If you are a woman aged between 20 and 40, and experiencing specific syndromes such as severe acne, dark skin patches, excessive hair growth on face or stomach, weight gain or irregular/no periods, these could be warning signs. You need to see your doctor and find out whether you are suffering from polycystic ovary syndrome, or PCOS, a hormonal imbalance that affects a woman's ovaries. Diagnosing PCOS is not difficult, though. You should either go for a simple blood test to check the level of androgen (a male hormone) or get an ultrasound done to find out if you have cysts in the ovaries. Left untreated for a long time, it could result in diabetes, hypertension, heart conditions and other obesity-related issues as well as delayed pregnancy, a risk of abortion or infertility.
Globally, one in five women of reproductive age gets affected, but very few get the right diagnosis early on as the condition has not received a lot of attention. "PCOS is on the rise," admits Dr Sapna Raina, Senior Consultant, Department of Obstetrics and Gynaecology, at Narayana Health, Bengaluru. "Unfortunately, many of the women executives who consult me have some form of PCOS. It is a growing trend and has doubled over the past five years or so."
Doctors point to several factors behind PCOS, and list obesity and stress as significant risk factors. The condition could also be genetic. It could be typically linked to the kind of lifestyle most working women have nowadays - sedentary and stressful with rapid changes in work schedules.

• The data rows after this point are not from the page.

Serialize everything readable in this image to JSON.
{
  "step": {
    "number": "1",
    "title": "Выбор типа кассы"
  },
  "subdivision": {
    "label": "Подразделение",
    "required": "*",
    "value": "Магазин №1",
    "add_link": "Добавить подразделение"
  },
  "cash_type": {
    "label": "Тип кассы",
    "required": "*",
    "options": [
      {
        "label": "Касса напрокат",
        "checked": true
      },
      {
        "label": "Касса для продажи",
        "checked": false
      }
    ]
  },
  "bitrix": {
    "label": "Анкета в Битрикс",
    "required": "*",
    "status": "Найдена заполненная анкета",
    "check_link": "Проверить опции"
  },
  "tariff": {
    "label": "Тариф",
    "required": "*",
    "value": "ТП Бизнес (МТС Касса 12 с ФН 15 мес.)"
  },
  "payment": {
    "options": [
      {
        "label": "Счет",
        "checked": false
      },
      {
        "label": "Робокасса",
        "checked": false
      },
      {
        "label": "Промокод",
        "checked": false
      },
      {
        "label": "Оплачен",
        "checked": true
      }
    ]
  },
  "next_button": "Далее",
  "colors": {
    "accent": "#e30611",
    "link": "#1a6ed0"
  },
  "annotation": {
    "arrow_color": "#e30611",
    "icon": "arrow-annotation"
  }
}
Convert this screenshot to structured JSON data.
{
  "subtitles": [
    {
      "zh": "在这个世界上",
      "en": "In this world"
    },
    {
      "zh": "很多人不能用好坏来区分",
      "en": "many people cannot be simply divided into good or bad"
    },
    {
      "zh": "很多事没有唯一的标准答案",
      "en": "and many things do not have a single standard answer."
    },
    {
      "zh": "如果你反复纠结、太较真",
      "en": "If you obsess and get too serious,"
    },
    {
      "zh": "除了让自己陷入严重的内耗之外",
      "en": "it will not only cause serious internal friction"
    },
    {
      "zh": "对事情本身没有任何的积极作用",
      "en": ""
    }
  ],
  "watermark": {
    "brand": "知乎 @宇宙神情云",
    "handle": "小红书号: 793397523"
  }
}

What can women do to prevent or control the condition as there is no cure yet? A good starting point is to lose weight and keep it off. A fit body will ward off many problems, including hormonal imbalance. Take to more physical activity - walk, climb the stairs, walk up to a colleague's desk instead of speaking over the phone. Watch out for periods issues and visit a doctor if there are irregularities. It also helps when you go for healthy eating. A high-fibre, low-carb diet with minimum sugar intake is always recommended. For overweight patients, weight loss, exercise and lifestyle changes are recommended as initial options. Women suffering from metabolic complications such as diabetes or hypertension at an early age and planning for a baby might be prescribed insulin sensitisers such as metformin, thiazolidinedione or clomiphene citrate.
The Puzzle and The Cure
Over the years, doctors and researchers have struggled to deal with PCOS. There has been a lab-level breakthrough as researchers could cure it in mice and a clinical trial has been scheduled, the New Scientist reports. A new set of worldwide clinical guidelines has also been released and more than 70 countries have agreed to implement them. Research is on to understand the genetic basis of metabolic abnormalities in PCOS patients for possible gene therapy. Researchers are also trying to unravel whether PCOS in moms leads to autism in newborns. A new study published in Molecular Psychiatry shows that the hormonal imbalance could raise the rate of autism spectrum disorder (ASD) in children. Dr Raina concurs, saying women with untreated PCOS face abortion risk in 40-50 per cent cases while their babies could have ASD in 50-60 per cases.